It’s December, already? How does this happen, anyway? How does time pass and all of a sudden you are here in this moment and you aren’t sure how you got here or why you’re here or what’s even going on. But it’s December, in 2012, the month that, according to the Mayans, the world is going to end.
Or the world as we know it.
That could mean we’ll be disconnected, battling a war on home grounds, without chocolate, the end of The Twinkie. It could mean natural disaster. It could not mean anything at all.
But if we take a second to think about it, trace the steps to how we got here in this very moment maybe, if the eternal light goes out on December 21st (or we lose someone or something or go through heart break or get sick or lose our jobs or become lost in the woods), maybe we can take a moment and inhale the pine and Christmas cookie scent, taste the peppermint lip gloss and sit in this moment.
Remember anything, really.

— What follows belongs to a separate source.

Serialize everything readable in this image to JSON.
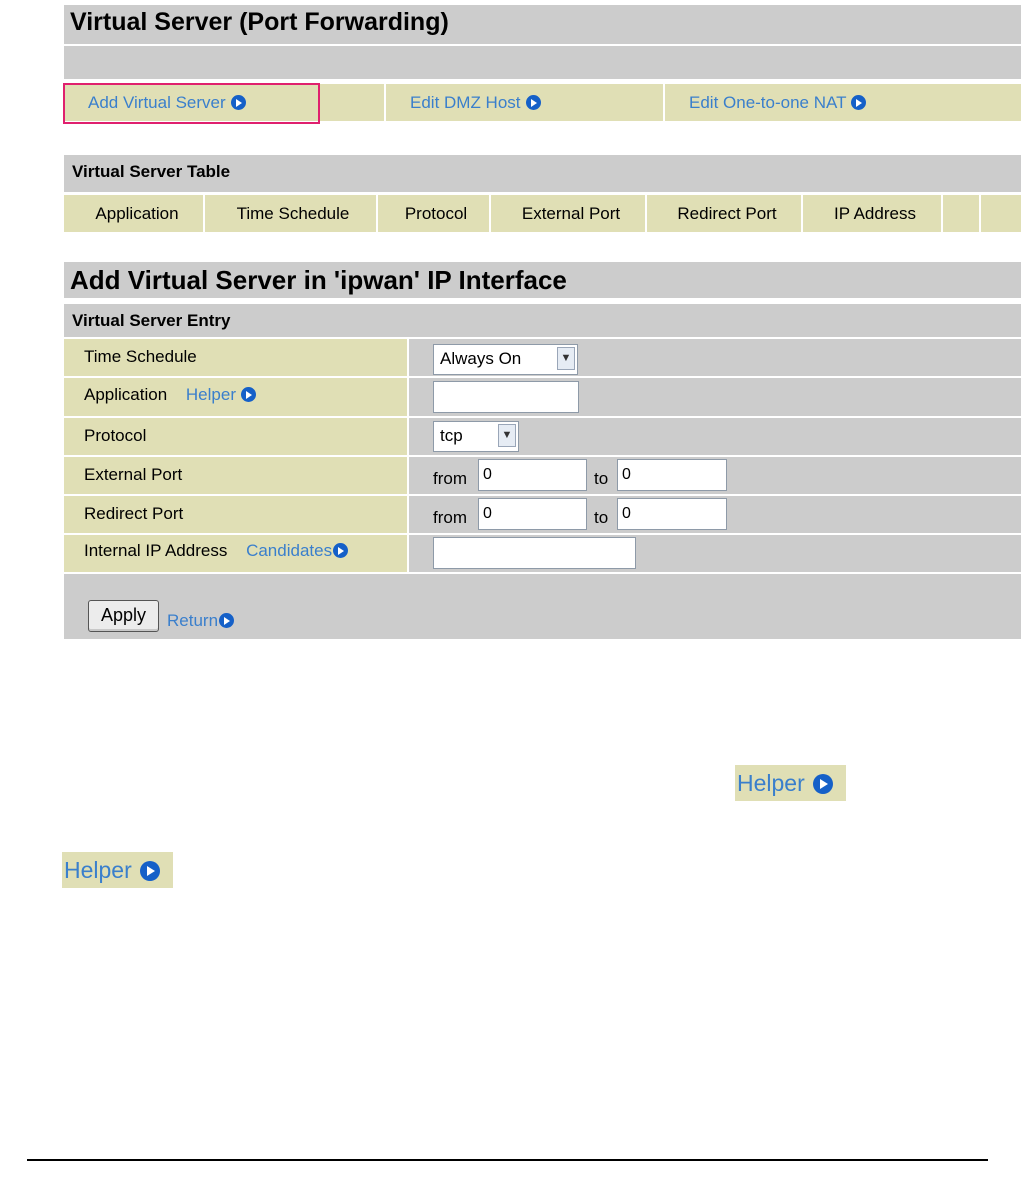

Like those times when your biggest struggle was learning how to tie your shoes. The first concert you went to without adult supervision. What it’s like to graduate school with a degree. The last amazing meal you ate. The last time you really, truly laughed until your eyes watered (and then you laughed some more).
In reality I hate the busyness that comes with “growing up” and responsibility. I hate feeling stick with all these obligations because socially its become part of what’s “acceptable”. I’m going to school and working full time. I kind of hate it. But I don’t hate going to school. I don’t hate working.
And I really enjoy those free weekends full of Christmas lights, too much pizza, laughing until you cry and then ending the (too short) weekend with being immersed in beautiful, descriptive fiction.
But in the busy days its hard to remember what it’s like not to feel bush or stressed. It’s hard to remember what it’s like being five years old and riding a bicycle without training wheels for the first time. It’s that busyness that takes away. When we forget to breathe, we forget to acknowledge and we forget about the moment we are in or the times that we’ve already had.